Abstract
The “Arab Spring” as it has been called is both a matter of great international as well as a subject of intense academic investigation. The significance of this event arises from the belief that it is a revolutionary action and therefore a turning point in the region’s history. Yet history has also shown that such great social changes may provoke a reaction and that counter revolutions are indeed possible. Surely, counter-revolutions deserve philosophical engagement; not to consider them is to avoid examining human behaviour. So how precisely must we look at revolution and counter-revolution in a time when the prevailing discourse is the war on terror?

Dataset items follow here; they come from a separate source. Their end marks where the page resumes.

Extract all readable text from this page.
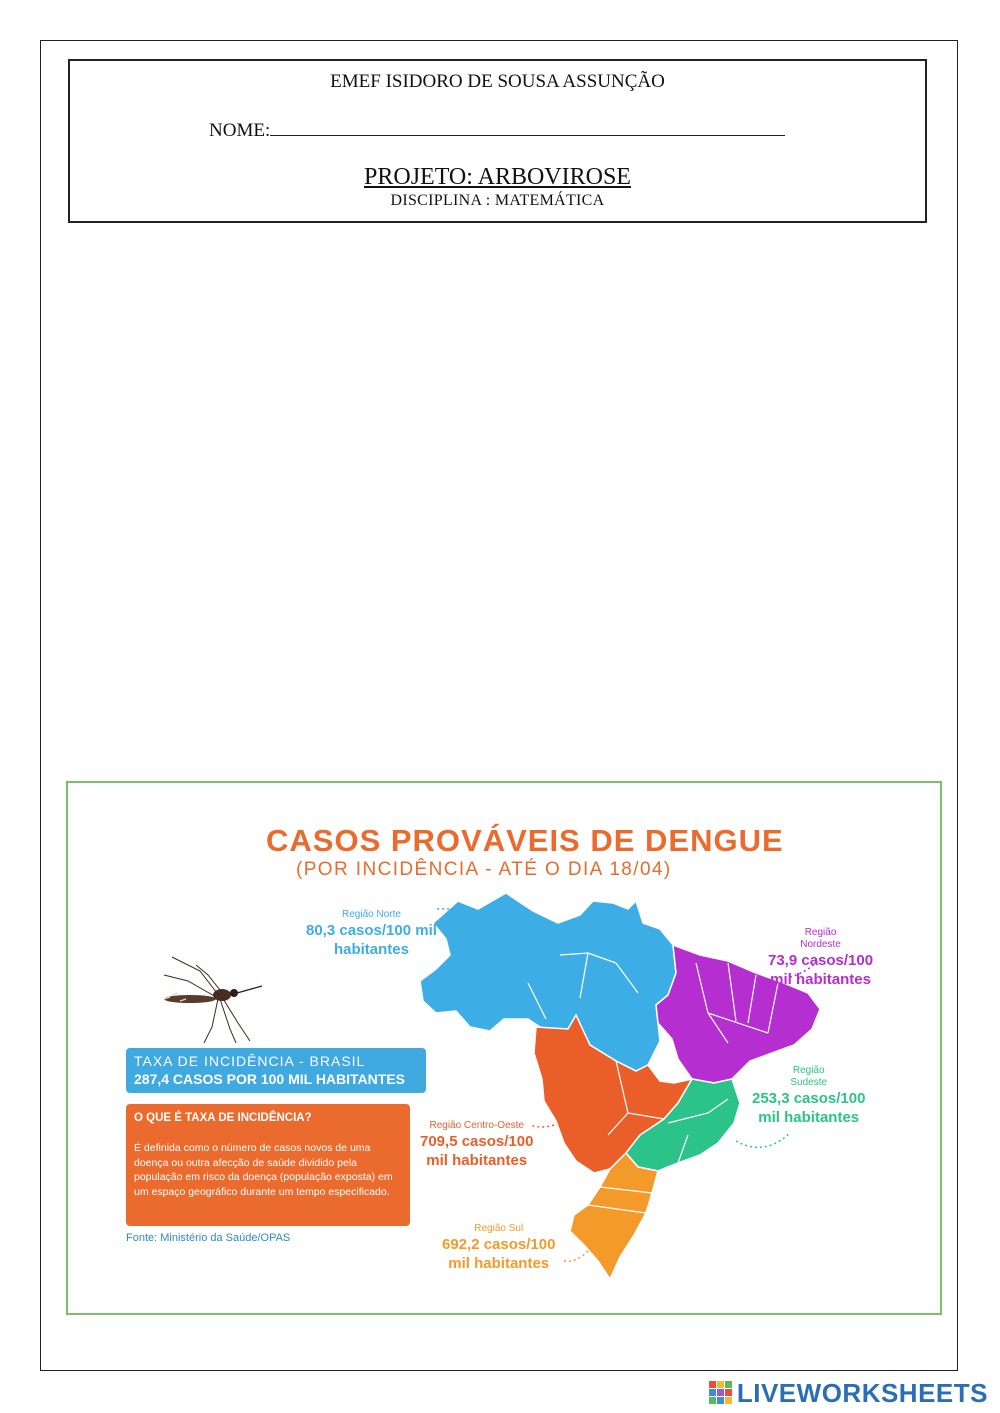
EMEF ISIDORO DE SOUSA ASSUNÇÃO
NOME:
PROJETO: ARBOVIROSE
DISCIPLINA : MATEMÁTICA
CASOS PROVÁVEIS DE DENGUE
(POR INCIDÊNCIA - ATÉ O DIA 18/04)
Região Norte
80,3 casos/100 mil
habitantes
Região
Nordeste
73,9 casos/100
mil habitantes
Região
Sudeste
253,3 casos/100
mil habitantes
Região Centro-Oeste
709,5 casos/100
mil habitantes
Região Sul
692,2 casos/100
mil habitantes
TAXA DE INCIDÊNCIA - BRASIL
287,4 CASOS POR 100 MIL HABITANTES
O QUE É TAXA DE INCIDÊNCIA?
É definida como o número de casos novos de uma doença ou outra afecção de saúde dividido pela população em risco da doença (população exposta) em um espaço geográfico durante um tempo especificado.
Fonte: Ministério da Saúde/OPAS
LIVEWORKSHEETS
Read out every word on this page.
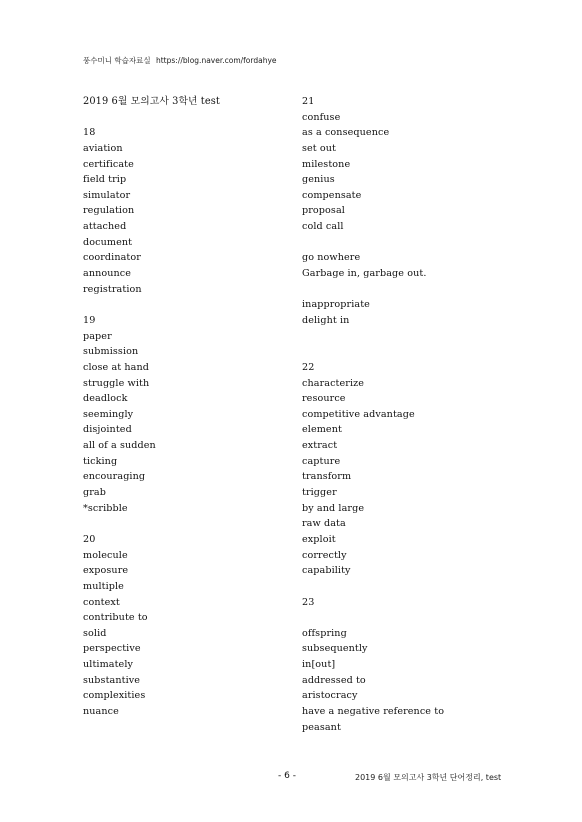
풍수미니 학습자료실 https://blog.naver.com/fordahye
2019 6월 모의고사 3학년 test
18
aviation
certificate
field trip
simulator
regulation
attached
document
coordinator
announce
registration
19
paper
submission
close at hand
struggle with
deadlock
seemingly
disjointed
all of a sudden
ticking
encouraging
grab
*scribble
20
molecule
exposure
multiple
context
contribute to
solid
perspective
ultimately
substantive
complexities
nuance
21
confuse
as a consequence
set out
milestone
genius
compensate
proposal
cold call
go nowhere
Garbage in, garbage out.
inappropriate
delight in
22
characterize
resource
competitive advantage
element
extract
capture
transform
trigger
by and large
raw data
exploit
correctly
capability
23
offspring
subsequently
in[out]
addressed to
aristocracy
have a negative reference to
peasant
- 6 -	2019 6월 모의고사 3학년 단어정리, test
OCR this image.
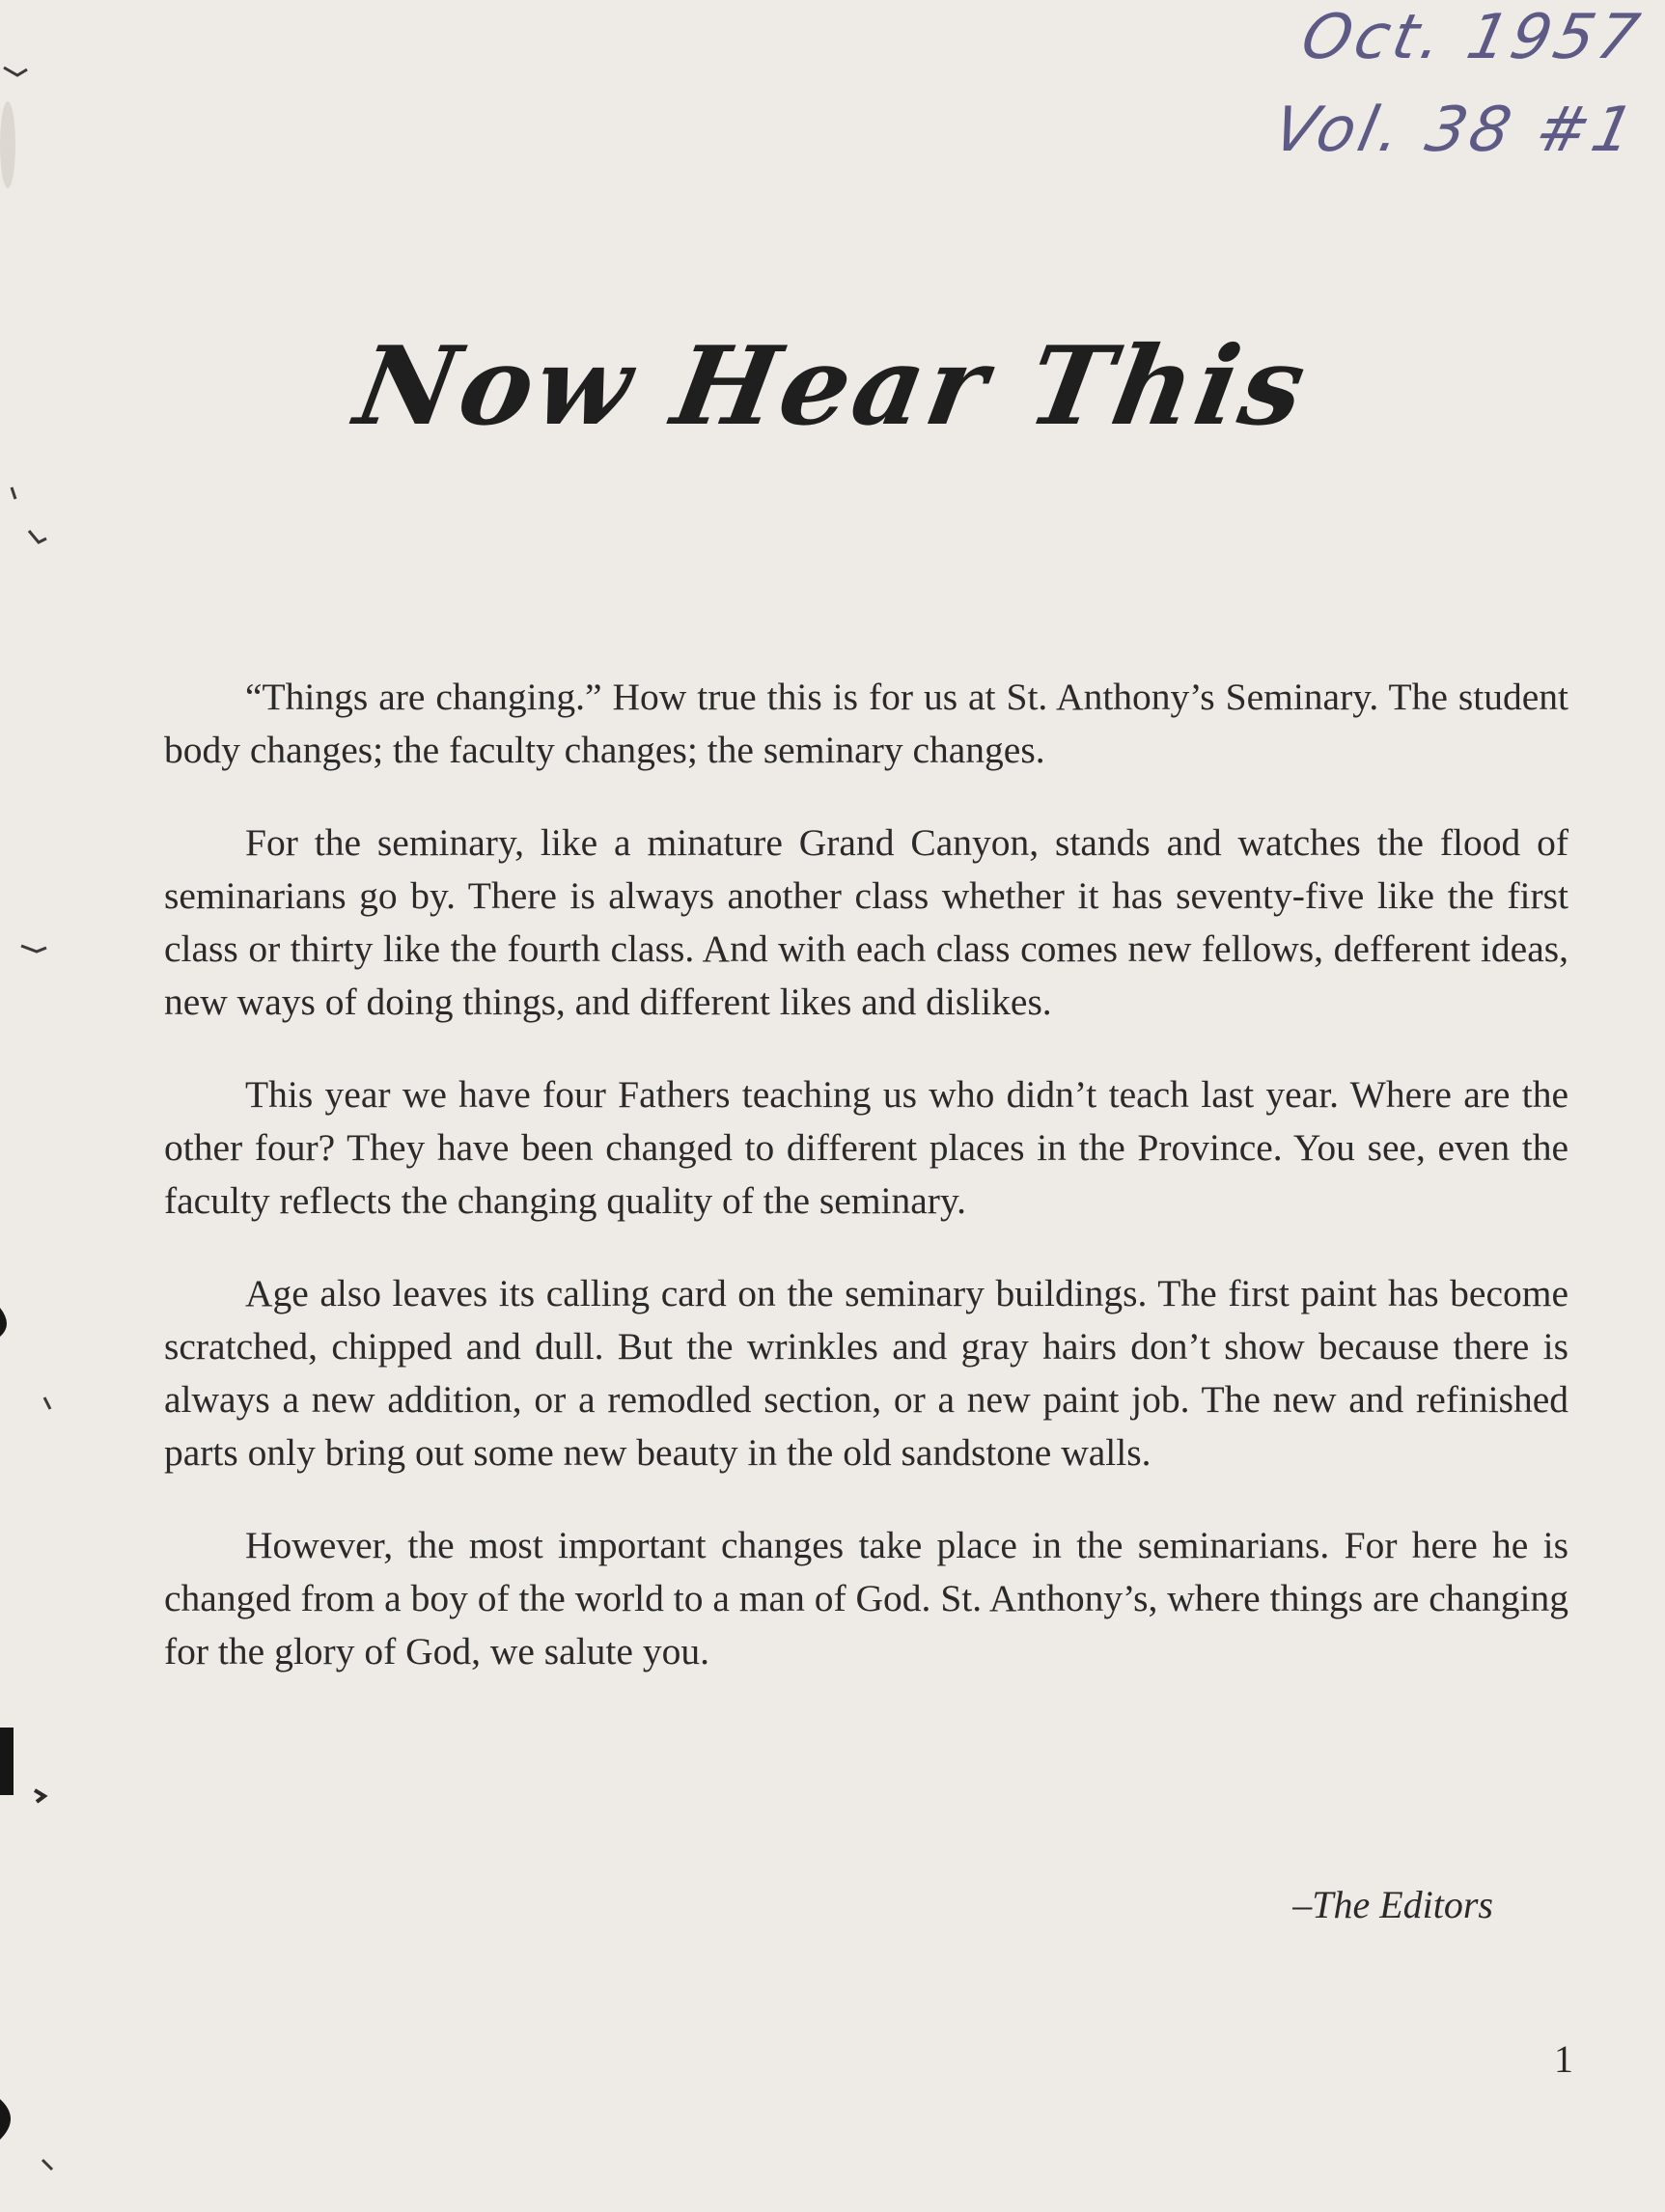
Oct. 1957
Vol. 38 #1
Now Hear This

“Things are changing.” How true this is for us at St. Anthony’s Seminary. The student body changes; the faculty changes; the seminary changes.

For the seminary, like a minature Grand Canyon, stands and watches the flood of seminarians go by. There is always another class whether it has seventy-five like the first class or thirty like the fourth class. And with each class comes new fellows, defferent ideas, new ways of doing things, and different likes and dislikes.

This year we have four Fathers teaching us who didn’t teach last year. Where are the other four? They have been changed to different places in the Province. You see, even the faculty reflects the changing quality of the seminary.

Age also leaves its calling card on the seminary buildings. The first paint has become scratched, chipped and dull. But the wrinkles and gray hairs don’t show because there is always a new addition, or a remodled section, or a new paint job. The new and refinished parts only bring out some new beauty in the old sandstone walls.

However, the most important changes take place in the seminarians. For here he is changed from a boy of the world to a man of God. St. Anthony’s, where things are changing for the glory of God, we salute you.

–The Editors
1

I examine the case of Yemen. Here the spontaneous uprising was early declared a failure. Consequently politicians and analysts have made two possible scenarios imaginable. First, a civil war that will shatter a highly fragmented society, creating a space for Al-Qaida to take over assuming that it enters any vacuum which assigns it of course an almost supernatural power. Or second, the implementation of the Gulf Initiative, a political settlement proposed by the ’Friends of Yemen’, led by Saudi Arabia, GCC States, and packed by the USA and the EU States. This Initiative has been portrayed as the only force that can establish a political good even while avoiding chaos and evil. Under the weight of such an extreme choice, the Yemeni people have been compelled to live in fear of a purportedly immoral internal enemy while they are expected to draw strength and hope from a morally responsible external friend.
I contend that this embodied claim of ethical responsibility towards the Other is colonised by an imperial counter-revolution. Drawing on work by Emmanuel Levinas and Jacques Derrida I argue that such a morally responsible action towards the Other is indeed an amoral attempt to deactivate the emancipation of this same Other. It is my contention therefore that the discourse of responsibility has allowed the foreign sovereign to penetrate the local sovereign in a hegemonic fashion, giving birth to a new form of sovereign political subject that awards itself a factual power to make the political decision (decisionism) in the Schmittian sense.